Board member George McKenna, who along with Scott Schmerelson brought the resolution, was concerned that the board was delaying the measure when it urgently needed funds.
“This is not just a political issue, it’s a financial issue. We need money,” McKenna said.
García, who was re-elected to another term as school board president with Schmerelson and McKenna voting no, appointed Nick Melvoin again as vice president.
To pass, the parcel tax would have required a vote of 66 percent of voters, and polling conducted in February and June indicated it would likely fall short. The polling also found that only a quarter of respondents thought the district was doing a good or excellent job.
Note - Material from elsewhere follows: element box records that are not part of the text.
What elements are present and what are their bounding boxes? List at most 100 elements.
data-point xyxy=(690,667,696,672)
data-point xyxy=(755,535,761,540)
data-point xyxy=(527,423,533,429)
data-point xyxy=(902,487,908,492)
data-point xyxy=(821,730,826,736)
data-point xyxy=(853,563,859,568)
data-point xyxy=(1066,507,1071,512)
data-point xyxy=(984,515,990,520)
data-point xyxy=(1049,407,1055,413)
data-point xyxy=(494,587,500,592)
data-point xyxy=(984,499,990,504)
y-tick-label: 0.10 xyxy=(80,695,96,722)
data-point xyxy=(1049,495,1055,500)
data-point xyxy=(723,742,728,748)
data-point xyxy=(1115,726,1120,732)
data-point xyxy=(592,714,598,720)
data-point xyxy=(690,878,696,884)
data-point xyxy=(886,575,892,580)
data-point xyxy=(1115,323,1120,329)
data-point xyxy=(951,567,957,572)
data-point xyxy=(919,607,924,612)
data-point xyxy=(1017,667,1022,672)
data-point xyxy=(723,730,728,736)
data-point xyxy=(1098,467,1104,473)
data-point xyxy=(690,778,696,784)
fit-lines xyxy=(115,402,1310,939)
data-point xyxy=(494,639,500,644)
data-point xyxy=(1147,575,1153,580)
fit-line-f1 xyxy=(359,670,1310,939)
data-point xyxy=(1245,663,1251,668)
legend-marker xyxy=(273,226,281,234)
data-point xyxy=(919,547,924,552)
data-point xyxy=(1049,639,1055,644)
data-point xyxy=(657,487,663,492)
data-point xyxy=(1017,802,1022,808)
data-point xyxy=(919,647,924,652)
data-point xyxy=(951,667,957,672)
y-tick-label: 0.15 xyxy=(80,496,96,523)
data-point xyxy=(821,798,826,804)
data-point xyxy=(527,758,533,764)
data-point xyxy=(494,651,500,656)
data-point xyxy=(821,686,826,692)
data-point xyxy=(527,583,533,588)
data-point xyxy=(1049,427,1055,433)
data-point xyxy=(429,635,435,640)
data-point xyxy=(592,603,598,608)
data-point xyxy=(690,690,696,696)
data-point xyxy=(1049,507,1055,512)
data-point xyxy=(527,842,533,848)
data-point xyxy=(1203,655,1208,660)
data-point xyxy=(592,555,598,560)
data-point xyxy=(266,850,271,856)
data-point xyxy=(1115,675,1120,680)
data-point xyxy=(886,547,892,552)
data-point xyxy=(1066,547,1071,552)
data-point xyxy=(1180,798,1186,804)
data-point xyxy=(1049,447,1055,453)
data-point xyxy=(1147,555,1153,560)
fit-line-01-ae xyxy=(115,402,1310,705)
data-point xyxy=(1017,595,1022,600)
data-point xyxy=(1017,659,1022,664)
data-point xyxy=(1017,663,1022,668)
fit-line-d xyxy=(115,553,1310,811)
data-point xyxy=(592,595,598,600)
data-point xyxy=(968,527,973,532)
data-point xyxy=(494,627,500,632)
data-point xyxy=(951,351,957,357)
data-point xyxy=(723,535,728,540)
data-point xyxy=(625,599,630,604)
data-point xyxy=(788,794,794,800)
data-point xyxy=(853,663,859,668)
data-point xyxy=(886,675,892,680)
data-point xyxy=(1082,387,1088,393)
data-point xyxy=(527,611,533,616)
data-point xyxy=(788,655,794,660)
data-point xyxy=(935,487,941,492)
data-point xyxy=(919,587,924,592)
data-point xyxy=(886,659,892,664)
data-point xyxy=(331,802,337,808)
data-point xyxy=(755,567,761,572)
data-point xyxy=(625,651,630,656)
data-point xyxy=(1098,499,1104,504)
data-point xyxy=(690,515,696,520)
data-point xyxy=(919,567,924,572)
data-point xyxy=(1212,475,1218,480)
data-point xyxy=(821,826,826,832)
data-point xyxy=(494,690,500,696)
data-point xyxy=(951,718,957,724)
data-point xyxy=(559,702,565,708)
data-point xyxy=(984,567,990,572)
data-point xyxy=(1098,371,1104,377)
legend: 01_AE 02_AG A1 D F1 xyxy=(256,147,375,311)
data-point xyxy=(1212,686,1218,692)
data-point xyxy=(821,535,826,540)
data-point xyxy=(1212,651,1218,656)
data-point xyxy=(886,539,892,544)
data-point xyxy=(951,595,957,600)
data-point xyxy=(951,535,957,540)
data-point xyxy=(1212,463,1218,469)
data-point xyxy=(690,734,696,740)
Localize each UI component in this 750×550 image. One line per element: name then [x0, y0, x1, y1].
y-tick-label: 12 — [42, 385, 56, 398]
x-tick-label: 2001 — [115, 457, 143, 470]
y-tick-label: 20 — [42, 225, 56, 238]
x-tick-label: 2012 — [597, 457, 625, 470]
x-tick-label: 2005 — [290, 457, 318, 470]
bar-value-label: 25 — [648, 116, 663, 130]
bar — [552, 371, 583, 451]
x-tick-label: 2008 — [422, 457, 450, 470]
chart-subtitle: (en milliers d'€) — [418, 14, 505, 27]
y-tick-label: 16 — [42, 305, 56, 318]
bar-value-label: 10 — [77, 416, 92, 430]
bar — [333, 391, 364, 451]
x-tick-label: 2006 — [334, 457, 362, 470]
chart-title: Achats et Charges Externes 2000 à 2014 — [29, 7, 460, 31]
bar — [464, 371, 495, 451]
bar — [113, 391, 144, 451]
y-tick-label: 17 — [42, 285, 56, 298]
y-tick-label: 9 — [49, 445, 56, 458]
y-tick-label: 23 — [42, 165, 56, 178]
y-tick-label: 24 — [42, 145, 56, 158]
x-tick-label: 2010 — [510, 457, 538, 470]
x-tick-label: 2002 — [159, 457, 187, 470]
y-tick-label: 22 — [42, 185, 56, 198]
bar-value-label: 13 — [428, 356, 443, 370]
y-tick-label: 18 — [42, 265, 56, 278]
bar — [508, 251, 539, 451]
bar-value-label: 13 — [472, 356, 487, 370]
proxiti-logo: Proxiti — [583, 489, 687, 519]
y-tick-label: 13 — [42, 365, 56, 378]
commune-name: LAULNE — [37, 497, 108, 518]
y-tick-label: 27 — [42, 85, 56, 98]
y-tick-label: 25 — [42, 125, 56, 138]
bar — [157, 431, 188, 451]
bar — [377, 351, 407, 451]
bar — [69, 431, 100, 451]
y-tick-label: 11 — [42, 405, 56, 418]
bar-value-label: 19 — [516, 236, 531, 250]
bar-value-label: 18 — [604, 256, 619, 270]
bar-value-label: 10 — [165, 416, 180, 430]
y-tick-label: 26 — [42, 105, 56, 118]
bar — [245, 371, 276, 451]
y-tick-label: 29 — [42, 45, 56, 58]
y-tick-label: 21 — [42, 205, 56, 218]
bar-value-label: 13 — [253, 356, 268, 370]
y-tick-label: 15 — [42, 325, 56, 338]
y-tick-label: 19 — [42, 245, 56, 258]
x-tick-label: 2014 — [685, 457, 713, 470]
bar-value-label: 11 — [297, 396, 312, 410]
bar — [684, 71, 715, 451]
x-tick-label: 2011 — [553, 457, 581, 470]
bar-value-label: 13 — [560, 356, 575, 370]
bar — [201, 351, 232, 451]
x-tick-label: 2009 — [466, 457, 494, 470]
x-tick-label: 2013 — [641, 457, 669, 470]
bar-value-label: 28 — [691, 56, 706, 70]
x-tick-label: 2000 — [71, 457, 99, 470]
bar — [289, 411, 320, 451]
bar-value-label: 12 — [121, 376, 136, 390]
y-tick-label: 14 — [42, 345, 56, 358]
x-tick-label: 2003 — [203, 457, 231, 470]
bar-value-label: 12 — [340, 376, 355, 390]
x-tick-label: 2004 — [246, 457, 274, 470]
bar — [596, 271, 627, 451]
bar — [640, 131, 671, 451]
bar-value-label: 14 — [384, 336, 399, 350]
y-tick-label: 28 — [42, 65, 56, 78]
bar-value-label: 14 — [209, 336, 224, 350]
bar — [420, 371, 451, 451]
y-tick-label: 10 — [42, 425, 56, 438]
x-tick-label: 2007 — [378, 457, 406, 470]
Also Tuesday, the board unanimously supported a resolution calling for an end to the separation of immigrant families at the border and to provide emotional and legal support to LA Unified children impacted by the policy.
“I’m deeply impacted and disturbed every day by seeing the images of children under 5 coming in front of a judge to plead their case,” García said. “No child should ever have to go through such an experience. Our country is practicing the absence of justice. Justice for all does not look like this.”
After a closed session meeting, the district announced that United Teachers Los Angeles had withdrawn its request for an impasse in contract negotiations. “We look forward to returning to the bargaining table, and working toward an agreement that respects the value and hard work of our employees and allows us to serve the needs of students,” Deputy Superintendent Vivian Ekchian said in a statement.